Ich konnte leider nicht ganz verhindern, dass meine Gesichtszüge sich bei dem Kommentar ein wenig entgleisten. „Spielverderberin?“ Auf was für einem Trip war dieser Kerl?
„Dabei habe ich mir solche Mühe mit dem Tee gegeben“, seufzte Dalton schon beinahe anklagend und stellte das Geschirr auf den Tisch, bevor er seinen Zylinder abnahm und mit der Öffnung nach oben vor sich hielt. Er klopfte zweimal mit seinem Spazierstock auf die Krempe des Hutes, drehte diesen dann um und stellte ihn auf das Pult. Als er ihn anschließend wieder anhob, kam darunter ein hübscher Teller mit Gebäck zum Vorschein. „Von den Keksen gar nicht zu sprechen.“
Ich stöhnte zwar, trat aber letztlich vor den Schreibtisch des schrägen Schulleiters und ließ mich auf einen der Stühle sinken. Danach nahm ich mehr der Höflichkeit wegen einen der Kekse und biss vorsichtig hinein, nachdem ich ihn vorher noch skeptisch gemustert hatte. „Lecker“, rutschte mir dann versehentlich heraus, denn ich war ziemlich überrascht davon, dass er tatsächlich gut schmeckte.
„Na also“, lächelte Dalton daraufhin und lehnte sich auf seinem Stuhl zurück, während er die Kanne mit seinem Stock über die beiden Tassen hielt und uns Tee einschenkte, „Bei leckerem Gebäck lässt es sich doch viel besser reden.“
Ich musste wohl nicht extra sagen, dass dies Ansichtssache war. Aber nachdem ich mir sicher war, dass auch der Tee nichts Verdächtiges enthielt, nahm ich einen Schluck und war zum zweiten Mal erstaunt. Außerdem fing ich langsam an mich ein wenig zu entspannen. Das Aroma des Tees war angenehm und nicht zu aufdringlich, wobei mir schwante, dass das auch die Absicht hinter dem Getränk war.

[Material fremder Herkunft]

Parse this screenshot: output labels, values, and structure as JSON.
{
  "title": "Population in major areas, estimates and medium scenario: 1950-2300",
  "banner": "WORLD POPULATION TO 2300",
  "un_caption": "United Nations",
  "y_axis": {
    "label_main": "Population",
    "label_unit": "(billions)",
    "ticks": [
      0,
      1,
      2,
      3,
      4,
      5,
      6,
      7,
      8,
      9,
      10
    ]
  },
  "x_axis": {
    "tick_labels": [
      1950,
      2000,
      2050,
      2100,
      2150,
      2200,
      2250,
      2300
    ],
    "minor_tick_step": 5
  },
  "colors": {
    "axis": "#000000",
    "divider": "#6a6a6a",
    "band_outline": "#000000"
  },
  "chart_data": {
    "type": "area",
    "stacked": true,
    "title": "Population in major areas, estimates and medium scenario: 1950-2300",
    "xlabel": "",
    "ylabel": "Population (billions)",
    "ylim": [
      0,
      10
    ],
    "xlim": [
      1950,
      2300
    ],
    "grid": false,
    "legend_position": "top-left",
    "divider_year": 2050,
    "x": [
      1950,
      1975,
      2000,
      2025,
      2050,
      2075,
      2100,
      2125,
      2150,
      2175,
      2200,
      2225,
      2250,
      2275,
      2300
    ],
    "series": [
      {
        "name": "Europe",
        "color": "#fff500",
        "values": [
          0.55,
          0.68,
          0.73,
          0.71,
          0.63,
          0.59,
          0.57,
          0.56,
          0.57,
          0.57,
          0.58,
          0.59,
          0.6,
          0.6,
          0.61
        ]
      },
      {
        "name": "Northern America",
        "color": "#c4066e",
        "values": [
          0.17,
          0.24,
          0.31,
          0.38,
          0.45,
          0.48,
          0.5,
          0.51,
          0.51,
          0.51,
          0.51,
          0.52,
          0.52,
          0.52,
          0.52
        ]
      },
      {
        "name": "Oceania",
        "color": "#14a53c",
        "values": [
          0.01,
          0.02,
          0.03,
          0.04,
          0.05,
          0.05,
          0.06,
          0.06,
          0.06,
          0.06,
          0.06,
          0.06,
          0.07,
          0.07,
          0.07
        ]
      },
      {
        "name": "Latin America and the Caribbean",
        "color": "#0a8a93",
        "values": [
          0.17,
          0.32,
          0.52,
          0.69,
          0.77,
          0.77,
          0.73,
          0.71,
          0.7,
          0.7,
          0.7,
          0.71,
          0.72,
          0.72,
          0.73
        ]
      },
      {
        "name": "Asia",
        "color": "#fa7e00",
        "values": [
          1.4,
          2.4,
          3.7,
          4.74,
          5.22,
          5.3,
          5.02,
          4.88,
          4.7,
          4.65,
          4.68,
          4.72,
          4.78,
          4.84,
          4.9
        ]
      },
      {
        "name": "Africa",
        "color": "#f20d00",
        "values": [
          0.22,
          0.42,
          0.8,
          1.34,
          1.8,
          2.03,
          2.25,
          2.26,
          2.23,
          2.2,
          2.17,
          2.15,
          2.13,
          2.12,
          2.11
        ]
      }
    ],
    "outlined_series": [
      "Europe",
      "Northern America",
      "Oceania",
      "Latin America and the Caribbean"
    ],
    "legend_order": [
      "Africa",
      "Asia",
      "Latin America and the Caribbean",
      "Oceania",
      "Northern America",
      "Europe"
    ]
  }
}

„Nun aber zu dem, was du wahrscheinlich schon erwartet hast“, sagte der Direx und trank selber einen Schluck, bevor er fortfuhr und mich dabei mit seinen tiefen dunkelgrauen Augen ansah, „Deine magischen Kräfte sind beeindruckend. Du warst sogar in der Lage den Besessenen zu spüren und dann auch noch den Dämon auszutreiben. Ich nehme an, du hattest einen Mentor, der dich das gelehrt hat.“
Ich überlegte einen Augenblick, bevor ich antwortete. „Ja, meine Tante hat mir einiges darüber beigebracht.“
„Und du bist Christarose MacAlister, nehme ich mal an“, sagte er und hielt auf einmal einen kleinen Stapel Zettel in der Hand, wo ich auf dem Obersten kurz ein Bild von mir hatte sehen können.
Allerdings zuckte mein linkes Auge, als der Gute meinen vollen Namen ausgesprochen hatte. „Ich rate Ihnen, mich nur Chris zu nennen“, sagte ich mit leicht drohender Stimme, „Ich kann meinen Namen nicht leiden und manchmal handle ich dann schneller als mein Kopf nachdenken kann.“
„So wie mit dem Gartenschlauch heute Mittag?“
Für einen Sekundenbruchteil wurden meine Augen schmal.
„Wie du sicher schon gemerkt hast, habe ich von hier oben eine gute Aussicht“, bemerkte Mr Dalton, „Aber keine Sorge, sofern du die Schüler nicht verletzt und diese Streiche nicht zu häufig vorkommen, sehe ich davon ab dich zu bestrafen.“
„Wie freundlich“, murmelte ich nur abfällig.
„Hnhnhnhn.“ Der Rektor kicherte kurz, scheinbar hatte er mich gehört. „Wunderbar, deine Persönlichkeit ist noch besser als ich gehofft hatte. Es wird mir eine Freude sein deinen Werdegang zu beobachten.“
„Meinen Werdegang?“ Ich begann bereits zu ahnen, worauf das hinauslaufen würde.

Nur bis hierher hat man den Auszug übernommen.